Understanding HDF5 and SavedModel in TensorFlow
HDF5 and SavedModel Formats
- HDF5 (.h5 format): Hierarchical Data Format version 5 (HDF5) is a file format and a set of tools for managing complex data. In TensorFlow/Keras, it is used to save model architectures, weights, training configurations, and optimizer states.
- SavedModel: This is TensorFlow's standard format for serializing models. It saves the entire TensorFlow program, including weights, computation graph, and configurations. SavedModel is more robust, allowing models to be reused in different environments.
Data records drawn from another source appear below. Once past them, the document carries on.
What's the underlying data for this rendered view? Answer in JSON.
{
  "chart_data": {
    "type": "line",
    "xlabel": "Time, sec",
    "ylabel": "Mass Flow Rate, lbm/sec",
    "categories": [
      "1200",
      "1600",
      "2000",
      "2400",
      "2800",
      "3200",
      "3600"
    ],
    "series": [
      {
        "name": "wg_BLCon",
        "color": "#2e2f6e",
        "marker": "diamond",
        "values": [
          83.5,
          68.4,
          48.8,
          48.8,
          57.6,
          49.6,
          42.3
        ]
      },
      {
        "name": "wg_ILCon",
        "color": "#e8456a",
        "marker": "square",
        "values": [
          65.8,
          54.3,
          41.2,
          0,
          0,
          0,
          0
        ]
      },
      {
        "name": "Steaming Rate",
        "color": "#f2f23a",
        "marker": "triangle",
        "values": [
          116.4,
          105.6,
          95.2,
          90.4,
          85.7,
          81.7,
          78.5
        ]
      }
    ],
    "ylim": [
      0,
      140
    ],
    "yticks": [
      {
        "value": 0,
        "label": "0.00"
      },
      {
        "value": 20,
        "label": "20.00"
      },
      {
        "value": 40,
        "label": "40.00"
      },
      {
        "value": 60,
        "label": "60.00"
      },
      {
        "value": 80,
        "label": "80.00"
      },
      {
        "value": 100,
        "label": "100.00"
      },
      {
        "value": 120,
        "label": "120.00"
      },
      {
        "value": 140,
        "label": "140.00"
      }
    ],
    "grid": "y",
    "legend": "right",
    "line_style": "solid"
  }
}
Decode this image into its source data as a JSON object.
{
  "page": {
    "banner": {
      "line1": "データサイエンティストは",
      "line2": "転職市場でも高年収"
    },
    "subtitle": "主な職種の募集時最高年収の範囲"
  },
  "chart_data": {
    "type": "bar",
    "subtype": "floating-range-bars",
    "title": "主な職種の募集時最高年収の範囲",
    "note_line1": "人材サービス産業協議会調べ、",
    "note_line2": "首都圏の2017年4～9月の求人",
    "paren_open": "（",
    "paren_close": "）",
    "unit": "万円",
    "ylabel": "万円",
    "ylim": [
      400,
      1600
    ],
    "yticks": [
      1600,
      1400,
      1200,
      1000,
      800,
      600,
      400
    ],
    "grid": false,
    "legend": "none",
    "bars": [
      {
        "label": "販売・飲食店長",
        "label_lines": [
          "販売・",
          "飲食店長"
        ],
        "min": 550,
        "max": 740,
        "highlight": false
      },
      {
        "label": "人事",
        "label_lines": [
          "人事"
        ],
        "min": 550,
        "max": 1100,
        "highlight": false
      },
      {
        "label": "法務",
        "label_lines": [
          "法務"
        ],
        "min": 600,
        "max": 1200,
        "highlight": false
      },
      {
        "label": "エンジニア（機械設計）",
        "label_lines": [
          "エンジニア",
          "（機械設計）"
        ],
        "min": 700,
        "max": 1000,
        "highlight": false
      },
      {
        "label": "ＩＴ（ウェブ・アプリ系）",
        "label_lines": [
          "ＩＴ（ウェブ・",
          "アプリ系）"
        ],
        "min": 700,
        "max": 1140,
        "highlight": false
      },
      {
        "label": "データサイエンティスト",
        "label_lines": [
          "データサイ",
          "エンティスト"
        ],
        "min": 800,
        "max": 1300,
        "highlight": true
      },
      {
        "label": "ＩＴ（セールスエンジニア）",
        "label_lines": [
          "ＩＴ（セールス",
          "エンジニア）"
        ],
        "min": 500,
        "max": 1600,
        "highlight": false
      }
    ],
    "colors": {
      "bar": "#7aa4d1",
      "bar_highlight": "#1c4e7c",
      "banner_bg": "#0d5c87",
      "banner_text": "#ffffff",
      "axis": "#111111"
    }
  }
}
Differences Between HDF5 and SavedModel
- Scope of Storage: HDF5 focuses mainly on Keras models (architecture, weights, optimizer states), whereas SavedModel can handle the full TensorFlow program including assets, variables, and metadata.
- Compatibility: SavedModel is designed to be portable across various TensorFlow deployments, while HDF5 is mainly limited to model architecture and weights.
- Use Cases: Use HDF5 when you want a lightweight, straightforward file containing only the model architecture and weights. SavedModel is preferred for TensorFlow Serving or deploying models across multiple platforms.
Usage Example
Saving Using HDF5
import tensorflow as tf
from tensorflow.keras.models import Sequential
from tensorflow.keras.layers import Dense
# Define a simple model
model = Sequential([Dense(10, activation='relu', input_shape=(10,)),
Dense(1, activation='sigmoid')])
# Compile the model
model.compile(optimizer='adam', loss='binary_crossentropy')
# Save model to HDF5 format
model.save('model.h5')
Loading Using HDF5
# Load an HDF5-formatted model
loaded_model = tf.keras.models.load_model('model.h5')
Saving Using SavedModel
# Save model to SavedModel format
model.save('model_saved')
Loading Using SavedModel
# Load a SavedModel
loaded_model = tf.keras.models.load_model('model_saved')
Conclusion
- Choosing Between the Two: Consider using the HDF5 format when compatibility with older tools is necessary, and use SavedModel when full environment deployment, advanced features, or TensorFlow Serving is required.
- Best Practices: If using TensorFlow 2.x and models need to be served with TensorFlow Serving or other advanced deployment scenarios, employ SavedModel. For simpler use cases, HDF5 remains a viable option.